Ser professora, de modo geral, foi uma escolha fácil. Segui a experiência da mãe professora e o desejo latente de menina. Brincava de escola e alunos imaginários e fazia de qualquer espaço um contexto de sala de aula.
Da vasta imaginação que povoa a mente infantil à vida de professora, o processo formativo não foi fácil. Eu como tantos colegas que escolhem ser professores, temos nossas jornadas de estudo marcadas por inúmeros entraves, sobretudo, econômicos. Fato esse que leva a um deslocamento do foco principal de formação e cria uma divisão, quase desumana, entre longas horas de trabalho e formação noturna. Essa condição é naturalizada pelo sistema, pois como alguns estudos apontam, a escolha de ser professor, geralmente, recai sobre uma parcela da população que tem condições financeiras precárias.
O processo de formação é marcado por jornadas que exigem muita resistência e muita energia para a não desistência. Afinal, como ser professor e professora nesse contexto? Como uma sociedade terá bons professores se não investir em espaços de formação e condições adequadas para esta formação?
É fato que há uma invisibilidade sobre a vida de professor, sobre quem somos e como nos tornamos professores e professoras. Persiste certo romantismo que despersonaliza e desprofissionaliza.
É necessário, portanto, distanciamento entre a ideia de vocação e a necessidade de base teórica e conceitual sobre os processos formativos para docência. Há inúmeros problemas que precisam ser enfrentados quando tratamos da formação de professores. Entre eles, acredito que a expansão da ideia da educação como mercadoria certamente tem criado abismos e tem contaminado o cenário da profissão e da própria formação.
A falta de investimentos do poder público, a perversidade dos cortes no orçamento, o processo de terceirização do orçamento público para compra de vagas desde a creche até o ensino superior, tem afetado o valor da educação como um direito inalienável.
O modelo político e o projeto social que nos encontramos afeta a vida de milhares de professores e milhões de estudantes que passam ver as escolas e seus professores sem interesse e sem o devido valor nas suas vidas e no desenvolvimento cultural e civilizatório da humanidade.
A reforma da educação, como lembra Edgar Morin, é de múltiplos aspectos e inseparável da reforma do pensamento e da própria reforma do sistema educacional. Desse modo, a precarização da formação e o cotidiano dos professores dominado por longas horas de trabalho, pelas salas de aula superlotadas, pelo achatamento da carreira docente, pela perseguição a liberdade de cátedra, não podem ser banalizado especialmente no dia em que se pretende homenagear os professores e professoras.
Para esse dia, portanto, é necessária uma reflexão profunda para todos aqueles que acreditam que a educação de qualidade não acontece longe dos principais atores – os professores, as professoras.

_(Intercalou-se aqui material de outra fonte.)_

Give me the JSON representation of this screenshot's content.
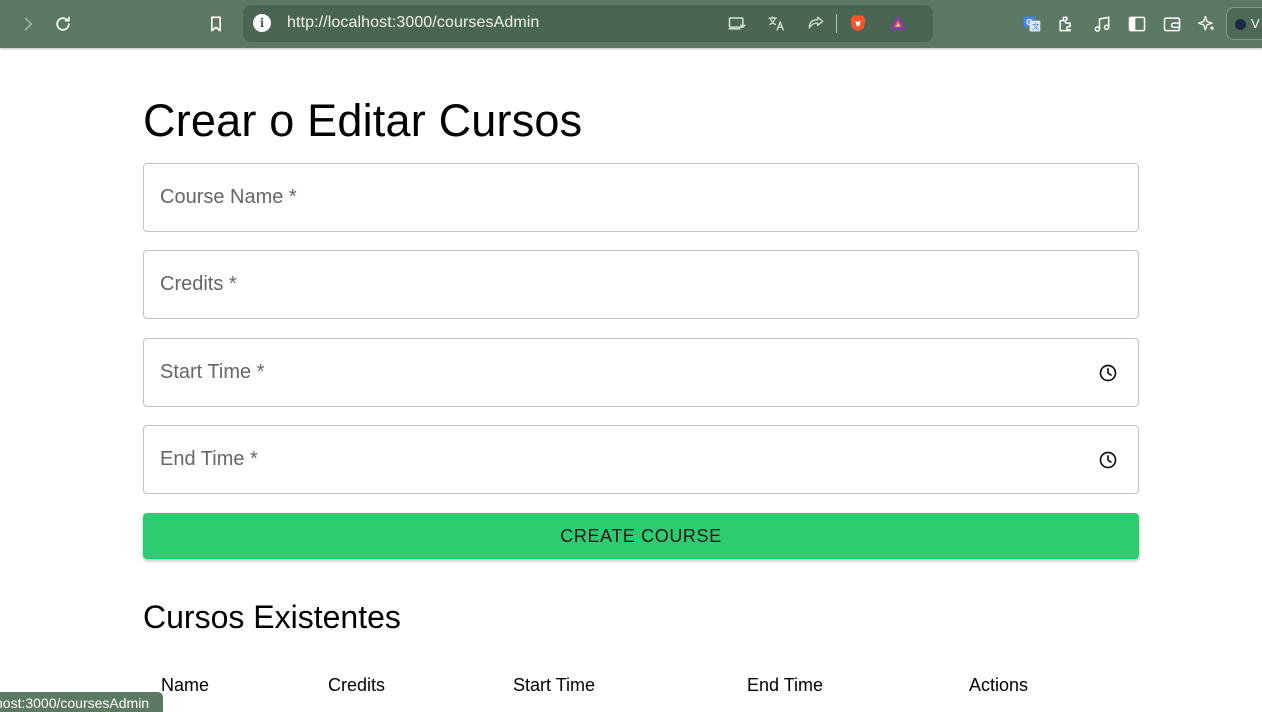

Reflexão sobre os processos formativos, infraestrutura, qualificação dos tempos e espaços, carreira docente, dinâmica de envolvimento das famílias na escola, valorizando os processos de gestão democrática, como prevê a legislação educacional e que raramente se vê manifestada na prática, são algumas reflexões balizares para a retomada do envolvimento fraterno e humano que a sociedade tanto necessita para fugir do abismo que têm caminhado.
Há 35 anos eu, como tantos colegas, mantenho o encantamento pelas salas de aula, não obstante, observo entristecida o esvaziamento da formação e a carência de investimento. Vejo encurtar as vias da profissionalização, afastar o desejo pelo conhecimento e pelo percurso de tornar-se professora e professor.
Como educadora, portanto, não posso fugir da responsabilidade da luta cotidiana a favor de uma educação que aponte caminhos às vozes e aos corpos que adentram na minha sala de aula. De acolher as histórias que precisam de ouvidos atentos, de teorias transformadoras e confrontos de ideias para projetar novas práticas e novas responsabilidades com o contexto em que as escolas se encontram.
Acredito que enquanto houver uma fagulha a cintilar no horizonte, haverá um de nós apontando experiências, acolhendo um choro, mediando uma descoberta, mudando o curso de uma atitude, abrindo caminhos para o conhecimento, sendo a mão estendida em alguma queda e ponte para uma nova travessia. Porque a escolha de ser professora e professor é uma convocação ética e estética à mudança, à esperança, à consciência e à vida cheia de sentidos generosos e coletivos. Assim como a sala de aula é o entrelaçamento de vidas, sempre haverá esperança na busca de novos sentidos enquanto existir um professor e uma sala de aula plena de gente desejosa de SER.